Observo o curso da atualidade como aquelas crianças que estão na aula apenas para reparar em quantas vezes a professora diz “portanto”. Estou com dificuldade em concentrar-me nas questões de fundo, porque o meu cérebro desenvolveu uma espécie de barreira imunitária contra polémicas, casos e casinhos e consequentes surtos de indignação. Não absorvo o conteúdo de notícias e artigos de opinião e só me apetece fazer piadas infantis com a fina camada que não interessa. Reparo nos bigodes e nas sobrancelhas dos senhores que falam na televisão, nos tiques de linguagem e defeitos de articulação, reparo nos erros de concordância e faço piadas fáceis em todas as oportunidades de trocadilho.
Estou no meio da encruzilhada, entre escolher a alienação quase total, evitando noticiários, jornais e Twitter, ou continuar neste limbo de superficialidade em que vou aprofundando à medida que me sinto capaz de aguentar os embates com a realidade. É que viver atualizado e consciente do mundo em que vivemos é para os duros. Como é que se dorme com o Brasil e seus genocídios múltiplos? Como é que se recupera a fé na Humanidade depois de ler os milhares de comentários racistas, misóginos, homofóbicos e classistas a propósito de tudo e de nada nas redes sociais? Como é que se vive com a falta de empatia do chamado europeu-comum em relação aos migrantes, aos refugiados, aos desprotegidos e aos minoritários? Como é que se tem um sono tranquilo com o acentuar das alterações climáticas e com o descarrilamento do nosso modelo de desenvolvimento?
Das duas uma: ou rezando um rosário e meio a Nossa Senhora dos Fármacos, ou ensaiando a normalidade possível no meio do Armagedão, num semiadormecimento-irónico-funcional (que tem sido a minha escolha). Semi porque ainda leio metade, adormecimento porque a metade que não leio suaviza e serve de analgesia aos impactos com a primeira, irónico porque não perco uma oportunidade de fazer humor a partir da desgraça, mesmo que seja só para me enganar, e funcional porque permite continuar o dia a dia, como uma pessoa adulta que vota, paga impostos e faz os seus afazeres.

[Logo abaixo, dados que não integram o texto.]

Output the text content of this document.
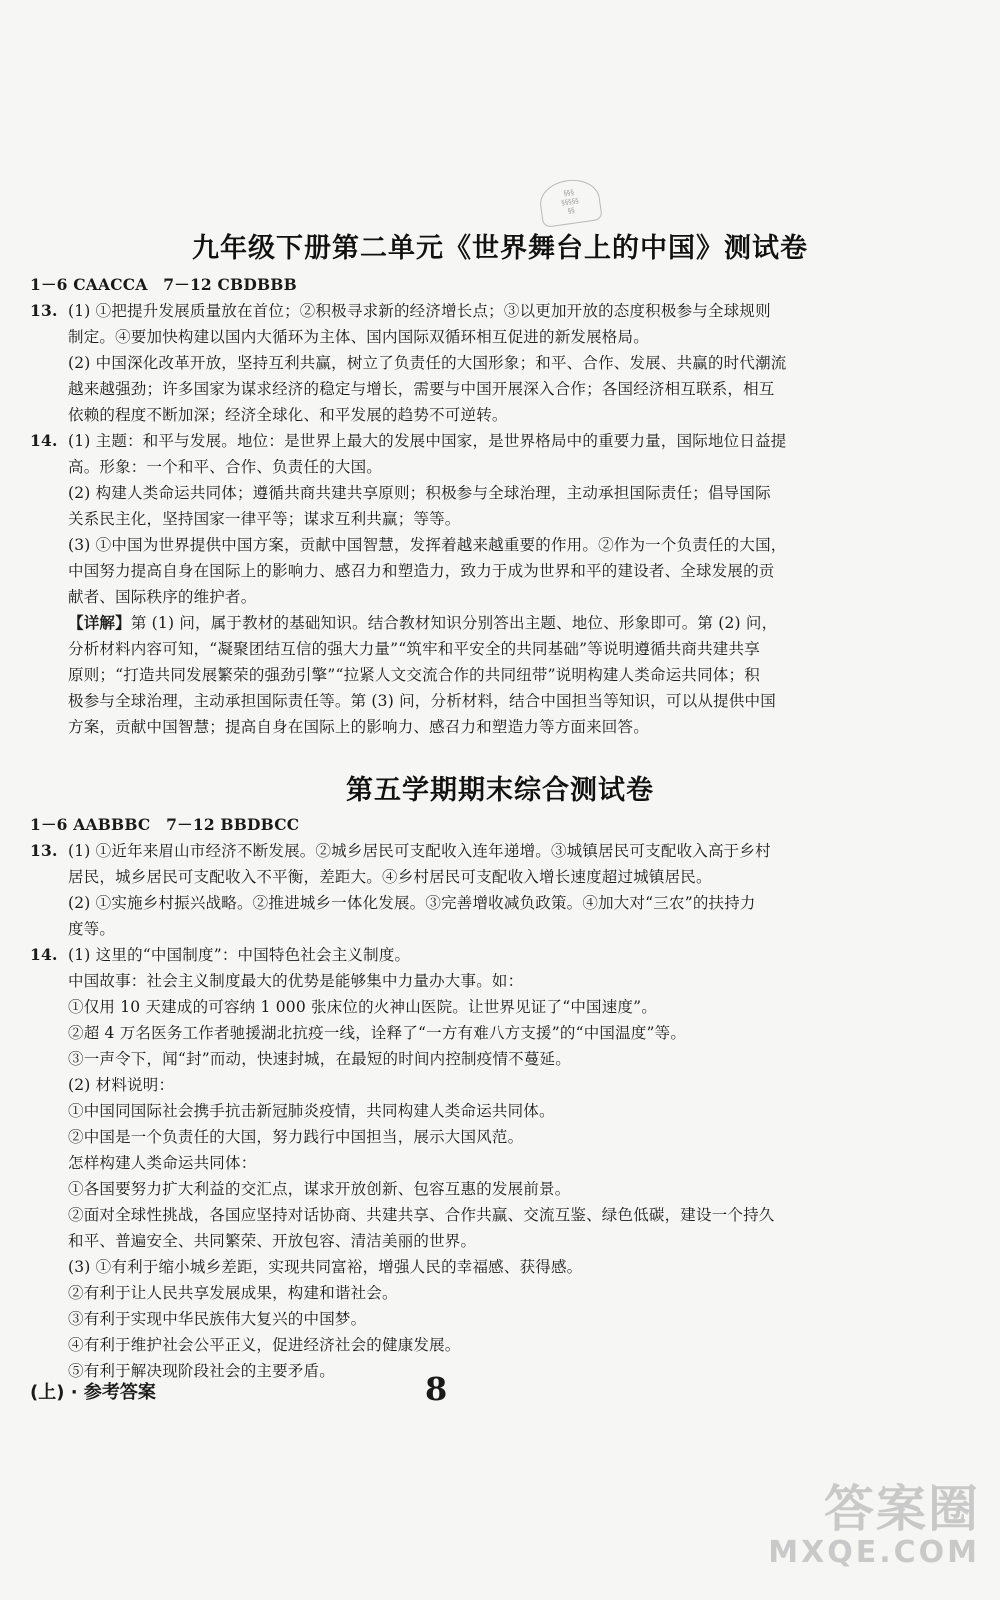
§§§
§§§§§
§§
九年级下册第二单元《世界舞台上的中国》测试卷
1－6 CAACCA　7－12 CBDBBB
13. (1) ①把提升发展质量放在首位；②积极寻求新的经济增长点；③以更加开放的态度积极参与全球规则
制定。④要加快构建以国内大循环为主体、国内国际双循环相互促进的新发展格局。
(2) 中国深化改革开放，坚持互利共赢，树立了负责任的大国形象；和平、合作、发展、共赢的时代潮流
越来越强劲；许多国家为谋求经济的稳定与增长，需要与中国开展深入合作；各国经济相互联系，相互
依赖的程度不断加深；经济全球化、和平发展的趋势不可逆转。
14. (1) 主题：和平与发展。地位：是世界上最大的发展中国家，是世界格局中的重要力量，国际地位日益提
高。形象：一个和平、合作、负责任的大国。
(2) 构建人类命运共同体；遵循共商共建共享原则；积极参与全球治理，主动承担国际责任；倡导国际
关系民主化，坚持国家一律平等；谋求互利共赢；等等。
(3) ①中国为世界提供中国方案，贡献中国智慧，发挥着越来越重要的作用。②作为一个负责任的大国，
中国努力提高自身在国际上的影响力、感召力和塑造力，致力于成为世界和平的建设者、全球发展的贡
献者、国际秩序的维护者。
【详解】第 (1) 问，属于教材的基础知识。结合教材知识分别答出主题、地位、形象即可。第 (2) 问，
分析材料内容可知，“凝聚团结互信的强大力量”“筑牢和平安全的共同基础”等说明遵循共商共建共享
原则；“打造共同发展繁荣的强劲引擎”“拉紧人文交流合作的共同纽带”说明构建人类命运共同体；积
极参与全球治理，主动承担国际责任等。第 (3) 问，分析材料，结合中国担当等知识，可以从提供中国
方案，贡献中国智慧；提高自身在国际上的影响力、感召力和塑造力等方面来回答。
第五学期期末综合测试卷
1－6 AABBBC　7－12 BBDBCC
13. (1) ①近年来眉山市经济不断发展。②城乡居民可支配收入连年递增。③城镇居民可支配收入高于乡村
居民，城乡居民可支配收入不平衡，差距大。④乡村居民可支配收入增长速度超过城镇居民。
(2) ①实施乡村振兴战略。②推进城乡一体化发展。③完善增收减负政策。④加大对“三农”的扶持力
度等。
14. (1) 这里的“中国制度”：中国特色社会主义制度。
中国故事：社会主义制度最大的优势是能够集中力量办大事。如：
①仅用 10 天建成的可容纳 1 000 张床位的火神山医院。让世界见证了“中国速度”。
②超 4 万名医务工作者驰援湖北抗疫一线，诠释了“一方有难八方支援”的“中国温度”等。
③一声令下，闻“封”而动，快速封城，在最短的时间内控制疫情不蔓延。
(2) 材料说明：
①中国同国际社会携手抗击新冠肺炎疫情，共同构建人类命运共同体。
②中国是一个负责任的大国，努力践行中国担当，展示大国风范。
怎样构建人类命运共同体：
①各国要努力扩大利益的交汇点，谋求开放创新、包容互惠的发展前景。
②面对全球性挑战，各国应坚持对话协商、共建共享、合作共赢、交流互鉴、绿色低碳，建设一个持久
和平、普遍安全、共同繁荣、开放包容、清洁美丽的世界。
(3) ①有利于缩小城乡差距，实现共同富裕，增强人民的幸福感、获得感。
②有利于让人民共享发展成果，构建和谐社会。
③有利于实现中华民族伟大复兴的中国梦。
④有利于维护社会公平正义，促进经济社会的健康发展。
⑤有利于解决现阶段社会的主要矛盾。
(上) · 参考答案	8
答案圈
MXQE.COM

Agora que penso, haveria outras alternativas, mas seriam todas incompatíveis com a funcionalidadezinha nossa de cada dia: ir gritar para a rua descabelada, fazendo discursos febris e gesticulados, como aqueles senhores que praticam a oratória em cima de um banquinho em Hyde Park, ou (na vertente mais hippie) fugindo para uma montanha, para praticar a frugalidade total, evitando qualquer contacto com o resto do mundo. Pensando bem, a funcionalidadezinha está sobrevalorizada. Precisamos de laivos adolescentes de subversão apaixonada. Precisamos das utopias românticas, pouco ancoradas na realidade, da infância. Para mandar calar os papagaios, os tecnocratas e os broncos, com caretas e nanananananãs. Para recuperar a esperança no futuro e conseguir, assim, pensar em alternativas.

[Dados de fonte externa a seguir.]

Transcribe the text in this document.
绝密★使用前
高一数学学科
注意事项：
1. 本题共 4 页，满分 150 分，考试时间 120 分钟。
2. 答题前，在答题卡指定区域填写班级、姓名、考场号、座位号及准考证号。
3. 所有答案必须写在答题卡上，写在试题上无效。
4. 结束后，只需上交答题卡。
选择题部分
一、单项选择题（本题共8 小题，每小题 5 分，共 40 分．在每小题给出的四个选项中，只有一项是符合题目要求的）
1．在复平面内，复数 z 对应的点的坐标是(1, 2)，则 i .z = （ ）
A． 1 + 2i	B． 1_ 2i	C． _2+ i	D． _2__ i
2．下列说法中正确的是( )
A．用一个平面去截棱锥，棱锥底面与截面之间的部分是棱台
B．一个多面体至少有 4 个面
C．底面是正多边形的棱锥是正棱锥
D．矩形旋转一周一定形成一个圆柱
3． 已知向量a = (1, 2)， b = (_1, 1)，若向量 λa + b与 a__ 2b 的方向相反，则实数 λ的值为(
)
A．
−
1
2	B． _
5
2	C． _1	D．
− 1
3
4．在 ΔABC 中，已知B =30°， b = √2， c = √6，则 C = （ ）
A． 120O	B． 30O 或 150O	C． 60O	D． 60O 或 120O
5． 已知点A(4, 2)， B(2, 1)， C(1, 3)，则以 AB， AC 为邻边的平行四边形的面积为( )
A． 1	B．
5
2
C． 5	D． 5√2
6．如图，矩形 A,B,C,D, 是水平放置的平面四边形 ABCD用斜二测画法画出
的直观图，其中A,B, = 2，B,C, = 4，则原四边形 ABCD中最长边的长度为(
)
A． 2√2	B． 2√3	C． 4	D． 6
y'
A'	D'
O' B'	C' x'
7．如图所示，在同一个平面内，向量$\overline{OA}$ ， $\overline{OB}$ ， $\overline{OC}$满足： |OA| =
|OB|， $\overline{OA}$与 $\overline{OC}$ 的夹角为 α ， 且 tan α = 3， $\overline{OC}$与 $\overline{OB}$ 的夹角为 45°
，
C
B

Neste fim-da-história que nos venderam, reina a TINA economicista da folha de Excel. Mal se ensaia uma conversa sobre alternativas ao modelo capitalista, começa o enxovalho e o clamor por adultos na sala. Como se, perante o apocalipse iminente, perante as assimetrias crescentes, perante a atomização e a polarização social, mais este cheirinho a anos 30 no ar, a doxa do crescimento-acima-de-tudo ainda fizesse algum sentido. Vamos prego a fundo em direção ao penhasco e ainda há quem ache que faz diferença estar numa carroça ou num Porsche.
Acreditarão ainda os senhores do mundo, que investem em bunkers e em viagens espaciais, que conseguirão sobreviver muito mais tempo do que os homens comuns? A mortalidade é para todos, já os romanos faziam questão de sussurrar aos ouvidos dos triunfadores. Sendo que diante do caos do tempo que vivemos, apetece pedir mais crianças na sala, não apenas para recuperar a infantilidade das utopias e da empatia, mas para fazer trocadilhos estúpidos e piadas secas enquanto está a dar o noticiário.